Sea snail compound reduces cancer risk

The remarkable ability of a small Australian sea snail to produce a colourful purple compound to protect its eggs is proving even more remarkable for its potential in a new anti-cancer pharmaceutical.

Dicathais orbita
Public domain image/Graham Bould

Researchers at Flinders University, Southern Cross University and Monash University in Australia have isolated one compound in the gland secretions from the Australian white rock sea snail (Dicathasis orbita) which has not only antibacterial and anti-inflammatory qualities, but important anti-cancer properties.

“After a decade of work, we have found an active compound derived from the substance produced by the mollusc’s gland which could be used as a preventative in bowel cancer,” says senior lead scientist Professor Catherine Abbott from Flinders University.

“We’re very excited about these latest results and hope to attract investment from a pharma company to work on a new drug to reduce development of colorectal cancer tumours.”

Using the latest mass spectrometry technology, the research team has been able to pinpoint the lead active compound which, in future, could be put to good work.

Colorectal cancer is the second leading cause of the 9.6 million cancer deaths every year, with the World Health Organization reporting 862,000 deaths in 2018.

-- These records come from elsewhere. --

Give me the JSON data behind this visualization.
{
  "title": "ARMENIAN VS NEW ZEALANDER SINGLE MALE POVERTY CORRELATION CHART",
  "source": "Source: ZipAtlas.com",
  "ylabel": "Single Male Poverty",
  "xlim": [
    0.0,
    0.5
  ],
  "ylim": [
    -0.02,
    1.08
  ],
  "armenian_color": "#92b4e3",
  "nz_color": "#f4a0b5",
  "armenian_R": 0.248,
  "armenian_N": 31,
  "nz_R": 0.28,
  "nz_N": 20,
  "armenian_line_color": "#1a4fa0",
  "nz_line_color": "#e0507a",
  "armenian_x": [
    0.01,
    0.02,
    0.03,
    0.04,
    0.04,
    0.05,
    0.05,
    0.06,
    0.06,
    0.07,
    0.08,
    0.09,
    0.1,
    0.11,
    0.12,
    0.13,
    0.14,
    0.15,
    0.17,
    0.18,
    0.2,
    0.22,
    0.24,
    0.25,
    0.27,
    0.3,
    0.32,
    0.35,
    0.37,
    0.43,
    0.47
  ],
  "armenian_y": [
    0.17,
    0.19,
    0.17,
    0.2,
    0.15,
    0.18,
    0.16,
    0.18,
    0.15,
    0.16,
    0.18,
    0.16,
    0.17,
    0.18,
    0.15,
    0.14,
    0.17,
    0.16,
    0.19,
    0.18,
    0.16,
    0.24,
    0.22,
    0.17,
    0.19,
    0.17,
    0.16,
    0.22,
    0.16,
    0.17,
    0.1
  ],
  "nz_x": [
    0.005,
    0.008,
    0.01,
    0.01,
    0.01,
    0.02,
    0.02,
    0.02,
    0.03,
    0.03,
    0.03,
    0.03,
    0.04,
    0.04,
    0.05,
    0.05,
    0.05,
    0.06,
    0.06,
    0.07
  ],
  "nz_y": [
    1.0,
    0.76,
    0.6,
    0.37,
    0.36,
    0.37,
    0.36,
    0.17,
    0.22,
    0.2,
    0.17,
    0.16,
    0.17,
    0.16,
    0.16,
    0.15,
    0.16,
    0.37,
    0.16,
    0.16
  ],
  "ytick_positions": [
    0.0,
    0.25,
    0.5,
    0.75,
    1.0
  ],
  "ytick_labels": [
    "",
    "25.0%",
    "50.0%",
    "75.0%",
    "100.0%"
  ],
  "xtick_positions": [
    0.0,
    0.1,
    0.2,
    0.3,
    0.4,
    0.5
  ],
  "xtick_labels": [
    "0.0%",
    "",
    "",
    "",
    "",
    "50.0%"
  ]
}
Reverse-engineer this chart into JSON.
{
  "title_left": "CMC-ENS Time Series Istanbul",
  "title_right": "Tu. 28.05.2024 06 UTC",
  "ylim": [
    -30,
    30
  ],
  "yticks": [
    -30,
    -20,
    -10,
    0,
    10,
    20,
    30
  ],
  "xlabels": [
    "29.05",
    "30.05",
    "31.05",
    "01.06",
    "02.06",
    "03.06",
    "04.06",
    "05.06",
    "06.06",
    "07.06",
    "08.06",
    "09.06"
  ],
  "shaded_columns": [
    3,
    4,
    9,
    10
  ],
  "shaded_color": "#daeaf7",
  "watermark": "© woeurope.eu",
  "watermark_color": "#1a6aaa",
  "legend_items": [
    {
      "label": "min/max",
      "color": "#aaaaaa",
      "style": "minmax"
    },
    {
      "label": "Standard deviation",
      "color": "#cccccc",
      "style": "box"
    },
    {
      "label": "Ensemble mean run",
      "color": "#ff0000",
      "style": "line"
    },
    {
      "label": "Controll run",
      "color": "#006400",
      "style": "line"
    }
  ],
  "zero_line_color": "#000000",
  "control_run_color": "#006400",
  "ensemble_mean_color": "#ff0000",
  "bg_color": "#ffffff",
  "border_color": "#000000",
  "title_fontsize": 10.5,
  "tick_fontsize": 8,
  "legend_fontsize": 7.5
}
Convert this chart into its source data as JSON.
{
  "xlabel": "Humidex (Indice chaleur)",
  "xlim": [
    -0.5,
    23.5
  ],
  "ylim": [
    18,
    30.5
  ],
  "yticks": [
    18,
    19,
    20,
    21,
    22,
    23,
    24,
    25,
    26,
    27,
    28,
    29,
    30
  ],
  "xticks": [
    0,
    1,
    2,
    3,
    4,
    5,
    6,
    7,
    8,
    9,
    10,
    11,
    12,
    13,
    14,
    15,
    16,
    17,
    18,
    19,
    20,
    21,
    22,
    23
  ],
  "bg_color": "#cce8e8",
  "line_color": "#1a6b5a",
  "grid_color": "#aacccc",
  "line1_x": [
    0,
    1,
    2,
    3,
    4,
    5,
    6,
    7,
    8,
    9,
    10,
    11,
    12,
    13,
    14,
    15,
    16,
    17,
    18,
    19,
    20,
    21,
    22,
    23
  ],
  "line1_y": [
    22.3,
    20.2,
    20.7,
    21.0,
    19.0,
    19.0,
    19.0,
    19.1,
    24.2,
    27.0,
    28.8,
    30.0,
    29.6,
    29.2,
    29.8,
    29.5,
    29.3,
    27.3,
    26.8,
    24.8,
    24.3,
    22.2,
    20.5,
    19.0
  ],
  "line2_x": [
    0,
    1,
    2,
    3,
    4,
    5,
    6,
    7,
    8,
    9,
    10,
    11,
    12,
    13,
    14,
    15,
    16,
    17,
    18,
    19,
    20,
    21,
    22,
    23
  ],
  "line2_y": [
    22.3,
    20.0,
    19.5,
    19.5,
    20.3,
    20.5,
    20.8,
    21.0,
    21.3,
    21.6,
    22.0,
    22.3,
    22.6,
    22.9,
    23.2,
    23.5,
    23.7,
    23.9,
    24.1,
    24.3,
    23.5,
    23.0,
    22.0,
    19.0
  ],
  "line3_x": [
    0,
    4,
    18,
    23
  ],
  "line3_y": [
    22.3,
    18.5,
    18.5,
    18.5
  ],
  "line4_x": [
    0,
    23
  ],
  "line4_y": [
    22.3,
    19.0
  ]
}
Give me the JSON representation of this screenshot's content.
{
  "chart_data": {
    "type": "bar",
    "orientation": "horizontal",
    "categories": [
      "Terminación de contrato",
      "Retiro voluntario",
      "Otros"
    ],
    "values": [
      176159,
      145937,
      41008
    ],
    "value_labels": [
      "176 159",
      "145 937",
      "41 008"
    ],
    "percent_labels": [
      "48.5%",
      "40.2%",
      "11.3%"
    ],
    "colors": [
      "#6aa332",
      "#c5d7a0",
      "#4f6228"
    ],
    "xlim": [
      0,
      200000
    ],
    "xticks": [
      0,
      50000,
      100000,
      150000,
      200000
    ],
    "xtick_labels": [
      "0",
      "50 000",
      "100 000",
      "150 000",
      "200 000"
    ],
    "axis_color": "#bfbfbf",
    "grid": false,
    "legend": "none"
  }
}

Natural compounds from marine and terrestrial plants and animals are valuable sources of current and future medicines for human health, says Southern Cross University marine scientist Professor Kirsten Benkendorff, who is also researching the potential of replicating the snail species’ anti-inflammatory compound.

“This is very important for drug development because it helps demonstrate the absence of potentially toxic side-effects”.